Steamboat Springs The 9.6 percent increase in health insurance for RE-2 school district employees is nothing compared to the 88 percent increase in property insurance figured into the 2000/2001 budget.
"It's appalling," School Board member Millie Beall said.
According to district finance director Dale Mellor, the increase will amount to approximately $50,000 more than last year's property insurance bills.
The Steamboat Springs School District has been insured through Alpine Insurance Agency since the early 1980s, agency owner Mike Bird said.
"It's my understanding that we've been going to Bird for all this time because he has the best rates in town," Mellor said.
Before receiving the official 88 percent increased rates from Bird, Mellor was under the impression that the hikes would be more in the ball park of a 30 percent increase.
"Before I make any more comments, I need to talk to (Mike Bird)," he said. "I have no idea why the rates are so high."
"I really didn't have any idea just how high the increases would be," Bird explained. "I told Dale (Mellor) 30 percent just to demonstrate that the increase wouldn't be minor it wouldn't be in the area of a 5 or 10 percent increase. I pulled it out of the air.
It was not meant in any way to convey an official 30 percent increase."
Although Mellor wasn't sure why the rates increased so much since last year, he said some accidents on school property last year are part of the reason for the higher costs.
"There was a student who fell off a slide at Strawberry Park last year, another student who cut off his thumb in shop class," Mellor said.

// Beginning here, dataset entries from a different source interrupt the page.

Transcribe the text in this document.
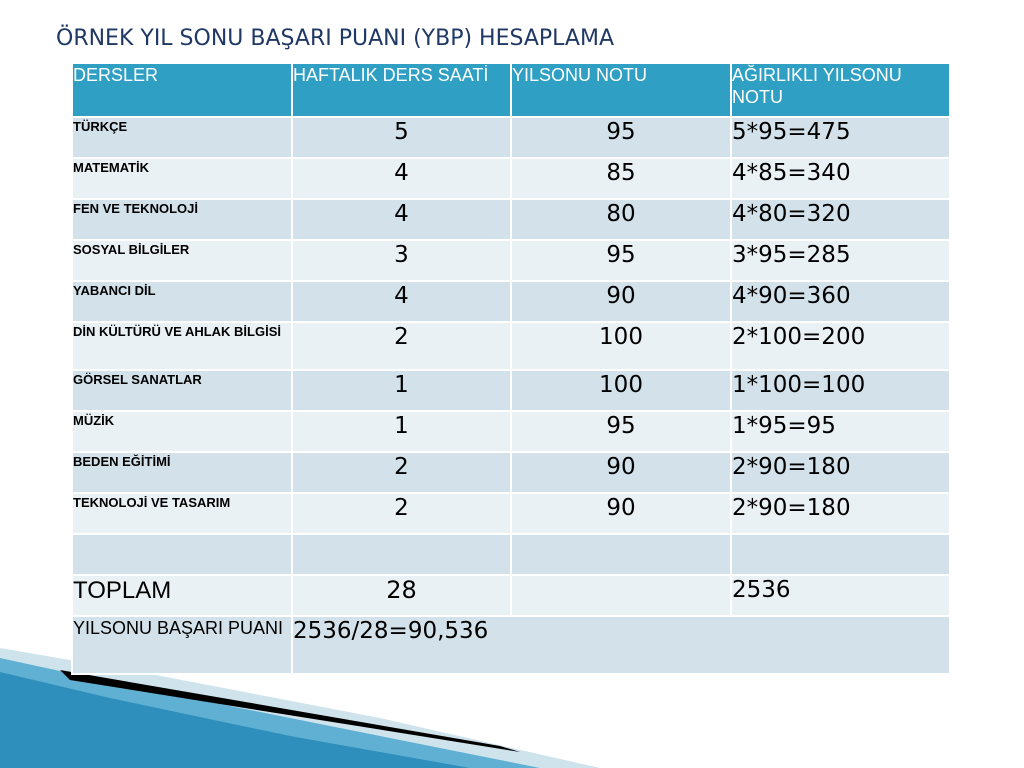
ÖRNEK YIL SONU BAŞARI PUANI (YBP) HESAPLAMA
DERSLER	HAFTALIK DERS SAATİ	YILSONU NOTU	AĞIRLIKLI YILSONU NOTU
TÜRKÇE	5	95	5*95=475
MATEMATİK	4	85	4*85=340
FEN VE TEKNOLOJİ	4	80	4*80=320
SOSYAL BİLGİLER	3	95	3*95=285
YABANCI DİL	4	90	4*90=360
DİN KÜLTÜRÜ VE AHLAK BİLGİSİ	2	100	2*100=200
GÖRSEL SANATLAR	1	100	1*100=100
MÜZİK	1	95	1*95=95
BEDEN EĞİTİMİ	2	90	2*90=180
TEKNOLOJİ VE TASARIM	2	90	2*90=180

TOPLAM	28		2536
YILSONU BAŞARI PUANI	2536/28=90,536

As a rule, whatever the type of insurance, when premiums increase as drastically as 88 percent, it's because of highly unprofitable experiences from the standpoint of the insurance company, Bird explained.
Bird was not able to comment further on the specifics of what may have been "unprofitable experiences" due to his confidentiality obligation as an insurer.
"Rate increases have been very minimal until this year," Simms said.
School Board member Paul Fisher reminded the Board that there really isn't time to go out for bids on better rates for this year, because the 2000-2001 budget must be approved by Friday.
In spite of the property insurance hikes, which includes insurance for almost everything except automobile insurance, Bird said, and despite additional hikes in health insurance and a 30 percent increase (approximately $20,000) in natural gas costs, the Board unanimously adopted the budget at Monday night's School Board meeting.